Bu protokolün avantajları 1) beyin protein ve nükleik asit korunmasına yardımcı olur ve dikkatle ROI hasat için araştırmacı zaman verir ve 2) gerekli reaktifler ucuz ve en moleküler biyoloji laboratuarlarında bulunan süreç boyunca dondurulmuş bir durumda tutulur. Bu süreçte, tüm beyinler bir beyin matris0.5-1.0 mm kesitli ve sürekli kuru buz ile soğutulmuş bir dondurulmuş cam plaka üzerine yerleştirilir. Allen BeyinAtlası bulunan Yerler 1 veya diğer beyin atlasları16,17 ilgi bölgelerini tanımlamak için kullanılır, hangi sonra soğuk bir yumruk veya neşter kullanılarak kesilir.
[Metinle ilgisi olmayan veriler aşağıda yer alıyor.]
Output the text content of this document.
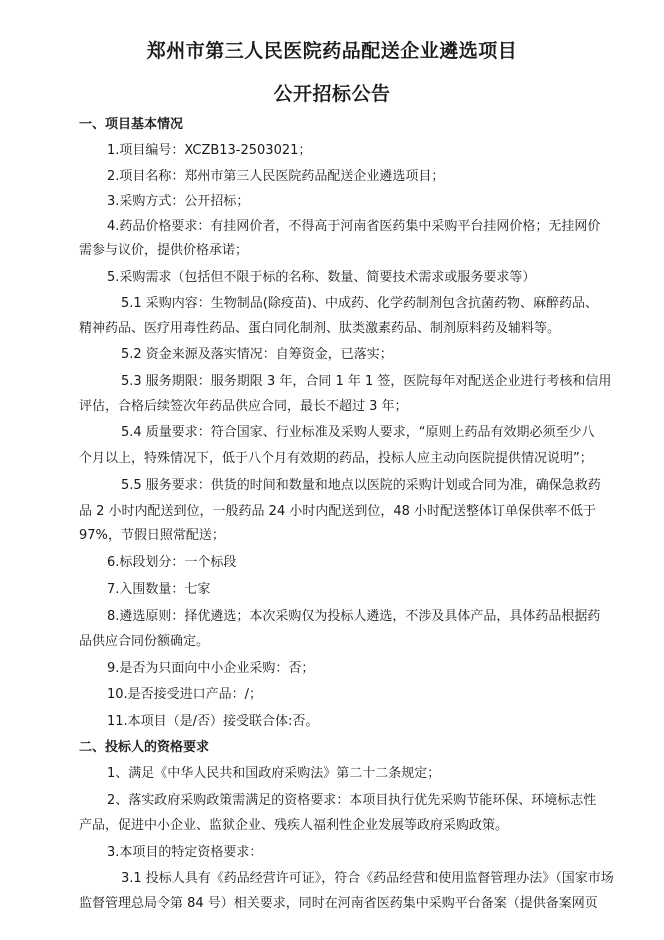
郑州市第三人民医院药品配送企业遴选项目
公开招标公告
一、项目基本情况
1.项目编号：XCZB13-2503021；
2.项目名称：郑州市第三人民医院药品配送企业遴选项目；
3.采购方式：公开招标；
4.药品价格要求：有挂网价者，不得高于河南省医药集中采购平台挂网价格；无挂网价
需参与议价，提供价格承诺；
5.采购需求（包括但不限于标的名称、数量、简要技术需求或服务要求等）
5.1 采购内容：生物制品(除疫苗)、中成药、化学药制剂包含抗菌药物、麻醉药品、
精神药品、医疗用毒性药品、蛋白同化制剂、肽类激素药品、制剂原料药及辅料等。
5.2 资金来源及落实情况：自筹资金，已落实；
5.3 服务期限：服务期限 3 年，合同 1 年 1 签，医院每年对配送企业进行考核和信用
评估，合格后续签次年药品供应合同，最长不超过 3 年；
5.4 质量要求：符合国家、行业标准及采购人要求，“原则上药品有效期必须至少八
个月以上，特殊情况下，低于八个月有效期的药品，投标人应主动向医院提供情况说明”；
5.5 服务要求：供货的时间和数量和地点以医院的采购计划或合同为准，确保急救药
品 2 小时内配送到位，一般药品 24 小时内配送到位，48 小时配送整体订单保供率不低于
97%，节假日照常配送；
6.标段划分：一个标段
7.入围数量：七家
8.遴选原则：择优遴选；本次采购仅为投标人遴选，不涉及具体产品，具体药品根据药
品供应合同份额确定。
9.是否为只面向中小企业采购：否；
10.是否接受进口产品：/；
11.本项目（是/否）接受联合体:否。
二、投标人的资格要求
1、满足《中华人民共和国政府采购法》第二十二条规定；
2、落实政府采购政策需满足的资格要求：本项目执行优先采购节能环保、环境标志性
产品，促进中小企业、监狱企业、残疾人福利性企业发展等政府采购政策。
3.本项目的特定资格要求：
3.1 投标人具有《药品经营许可证》，符合《药品经营和使用监督管理办法》（国家市场
监督管理总局令第 84 号）相关要求，同时在河南省医药集中采购平台备案（提供备案网页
Doku asla çözülmemedığından, bu şekilde hasat edilen bölgeler, downstream analizleri için yüksek kaliteli RNA ve protein sağlar.

Protokol

Bu çalışmada kullanılan hayvanlar, Indiana Üniversitesi Kurumsal Hayvan Bakım ve Kullanım Komitesi (IACUC) ve Ulusal Sağlık Enstitüleri (NIH) yönergeleri tarafından belirlenen etik ve insancıl bir şekilde ele alındı.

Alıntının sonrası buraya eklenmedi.